My niece and I wandered through the booths while her husband and four-year old son rode the kiddy rides. As we walked around the booths we were surprised to see so many with knockoff name-brand purses at ridiculously cheap prices so prominently displayed. We discussed the bust recently at a discount mall in Columbus and decided the same people must have moved out to a country fair hoping to hide in a small town. That bust netted over $8 million in counterfeit goods a few weeks ago.http://www2.nbc4i.com/news/2011/oct/11/raid-finds-8-million-counterfeit-goods-ar-781910/
We found what seemed like a street bazaar off a back alley with an abundance of the knock-off purses, CDs, DVDs, sunglasses, and Nike shoes. As we were strolling down the alley a burley police officer walked by with a handcuffed man in tow. About that time we heard a loud voice and commotion coming from one end. Another voice said to an unsuspecting shopper that the purses were not for sale and wiped the whole display out with one swipe of the arm. It was at that point we realized we were in the middle of a big bust. About 7 or 8 men sat on the ground with their hands handcuffed behind them. We didn’t stick around any longer to find out what was happening. We didn’t want to be in the way in case any bullets started flying.
Later on the news we learned they took in approximately 10,000 bootleg DVDs, 2,000 CDs, 500 purses, and 300 pairs of Nike shoes. The purses and luggage carried names and logos of Louis Vitton, Coach and Dolce & Gabanna. Some booths were selling bootleg copies of feature films not yet released including this year’s remake of “Fright Night.” http://www.myfox28columbus.com/shared/newsroom/top_stories/videos/wtte_vid_14125.shtml
We decided we had had enough excitement for the day and headed back to meet up with her husband and son to watch the pet parade.

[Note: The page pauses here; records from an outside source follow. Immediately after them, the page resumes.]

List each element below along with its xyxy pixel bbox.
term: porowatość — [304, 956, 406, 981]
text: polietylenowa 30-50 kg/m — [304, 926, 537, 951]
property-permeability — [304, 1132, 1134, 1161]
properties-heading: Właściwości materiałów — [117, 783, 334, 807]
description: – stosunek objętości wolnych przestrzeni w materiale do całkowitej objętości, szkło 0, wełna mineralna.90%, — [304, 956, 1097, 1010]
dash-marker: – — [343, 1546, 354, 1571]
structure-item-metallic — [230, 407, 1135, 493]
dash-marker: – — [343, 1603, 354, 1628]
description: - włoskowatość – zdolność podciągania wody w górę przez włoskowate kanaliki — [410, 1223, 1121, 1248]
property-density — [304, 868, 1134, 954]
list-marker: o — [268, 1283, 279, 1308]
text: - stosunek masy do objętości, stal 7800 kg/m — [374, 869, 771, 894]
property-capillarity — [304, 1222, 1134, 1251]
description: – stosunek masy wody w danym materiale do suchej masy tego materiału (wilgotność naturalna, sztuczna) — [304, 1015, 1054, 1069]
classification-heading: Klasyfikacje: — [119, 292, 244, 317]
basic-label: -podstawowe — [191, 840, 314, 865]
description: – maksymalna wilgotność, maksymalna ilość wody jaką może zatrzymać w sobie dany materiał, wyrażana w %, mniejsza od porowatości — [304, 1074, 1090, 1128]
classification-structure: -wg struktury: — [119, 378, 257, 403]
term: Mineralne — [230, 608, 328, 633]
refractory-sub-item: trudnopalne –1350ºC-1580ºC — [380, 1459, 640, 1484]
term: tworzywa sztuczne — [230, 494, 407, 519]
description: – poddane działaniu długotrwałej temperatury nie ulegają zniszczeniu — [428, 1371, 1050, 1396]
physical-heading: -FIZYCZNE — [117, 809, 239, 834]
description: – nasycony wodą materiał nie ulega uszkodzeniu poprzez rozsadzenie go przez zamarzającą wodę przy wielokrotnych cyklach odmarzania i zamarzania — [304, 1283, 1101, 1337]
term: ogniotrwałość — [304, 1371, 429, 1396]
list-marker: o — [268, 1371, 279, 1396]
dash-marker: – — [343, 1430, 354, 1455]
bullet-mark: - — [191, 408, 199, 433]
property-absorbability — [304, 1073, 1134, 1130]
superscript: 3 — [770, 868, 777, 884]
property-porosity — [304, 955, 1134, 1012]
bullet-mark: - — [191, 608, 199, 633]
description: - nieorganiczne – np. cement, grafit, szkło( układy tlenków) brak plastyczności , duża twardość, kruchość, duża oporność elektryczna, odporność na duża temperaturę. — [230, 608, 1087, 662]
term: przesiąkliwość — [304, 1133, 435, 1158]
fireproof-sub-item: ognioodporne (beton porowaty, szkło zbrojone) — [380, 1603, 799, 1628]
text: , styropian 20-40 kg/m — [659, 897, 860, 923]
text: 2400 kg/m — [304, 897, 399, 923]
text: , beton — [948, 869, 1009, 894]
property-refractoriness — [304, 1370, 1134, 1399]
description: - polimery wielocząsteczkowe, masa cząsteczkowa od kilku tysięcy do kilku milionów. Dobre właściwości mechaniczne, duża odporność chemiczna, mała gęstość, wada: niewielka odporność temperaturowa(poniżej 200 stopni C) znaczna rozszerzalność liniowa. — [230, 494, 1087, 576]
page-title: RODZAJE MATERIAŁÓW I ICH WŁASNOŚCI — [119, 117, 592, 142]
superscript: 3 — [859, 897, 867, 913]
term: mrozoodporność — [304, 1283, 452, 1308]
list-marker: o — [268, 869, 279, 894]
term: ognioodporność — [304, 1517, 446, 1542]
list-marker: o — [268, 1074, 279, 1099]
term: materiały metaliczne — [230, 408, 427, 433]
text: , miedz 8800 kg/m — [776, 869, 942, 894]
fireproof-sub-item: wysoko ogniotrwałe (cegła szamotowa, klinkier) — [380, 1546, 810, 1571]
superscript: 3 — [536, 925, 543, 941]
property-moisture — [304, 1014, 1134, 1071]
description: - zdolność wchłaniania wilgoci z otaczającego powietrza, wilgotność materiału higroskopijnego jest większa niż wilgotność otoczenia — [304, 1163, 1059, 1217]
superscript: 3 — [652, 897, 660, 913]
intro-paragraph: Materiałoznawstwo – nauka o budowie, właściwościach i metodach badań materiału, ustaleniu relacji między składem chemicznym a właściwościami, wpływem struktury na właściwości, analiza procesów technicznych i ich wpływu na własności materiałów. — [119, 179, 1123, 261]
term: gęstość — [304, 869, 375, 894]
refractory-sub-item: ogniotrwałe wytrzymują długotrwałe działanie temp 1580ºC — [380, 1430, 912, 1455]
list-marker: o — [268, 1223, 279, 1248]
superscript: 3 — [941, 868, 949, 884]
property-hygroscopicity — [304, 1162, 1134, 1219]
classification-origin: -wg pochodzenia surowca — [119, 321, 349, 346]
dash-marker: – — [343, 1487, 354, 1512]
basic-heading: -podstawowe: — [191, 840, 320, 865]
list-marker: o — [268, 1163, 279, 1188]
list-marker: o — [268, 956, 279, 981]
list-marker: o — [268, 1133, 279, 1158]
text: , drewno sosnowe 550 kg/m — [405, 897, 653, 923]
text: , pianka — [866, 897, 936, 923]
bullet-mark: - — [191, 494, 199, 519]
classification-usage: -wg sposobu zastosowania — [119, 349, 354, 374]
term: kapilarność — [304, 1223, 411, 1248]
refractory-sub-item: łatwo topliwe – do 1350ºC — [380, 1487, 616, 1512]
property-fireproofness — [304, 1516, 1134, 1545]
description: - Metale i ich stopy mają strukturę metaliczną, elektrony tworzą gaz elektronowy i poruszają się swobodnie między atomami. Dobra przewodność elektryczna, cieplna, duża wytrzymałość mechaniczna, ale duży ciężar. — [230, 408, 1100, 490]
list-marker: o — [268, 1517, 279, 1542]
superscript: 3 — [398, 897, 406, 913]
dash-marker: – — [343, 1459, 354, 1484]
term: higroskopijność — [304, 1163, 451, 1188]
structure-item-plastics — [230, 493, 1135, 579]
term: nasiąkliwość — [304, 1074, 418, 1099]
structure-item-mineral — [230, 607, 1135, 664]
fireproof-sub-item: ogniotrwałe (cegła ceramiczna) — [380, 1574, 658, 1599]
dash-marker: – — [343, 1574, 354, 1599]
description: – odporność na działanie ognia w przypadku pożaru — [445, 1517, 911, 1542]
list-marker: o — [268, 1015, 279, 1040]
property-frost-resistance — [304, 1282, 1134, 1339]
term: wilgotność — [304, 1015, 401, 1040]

The parade included all types of dogs and cats and I also saw at least one lizard or iguana. (Thankfully, no snakes!)The dogs in costumes didn’t look too excited parading down the street and the cats in rolling enclosed carriages and pens were even more unhappy. But, the kids showing them off were ecstatic. Of course, there were pumpkins, real and otherwise, in the parade along with orange-clad marching bands, queens riding giant pumpkins, floats, girl and boy scouts, and military salutes.
We have been properly indoctrinated for fall with everything pumpkin orange and I think I have had enough pumpkin stuff to last me until Thanksgiving. But I won’t turn down a piece of pumpkin pie if you are offering. Pass the whipped cream please.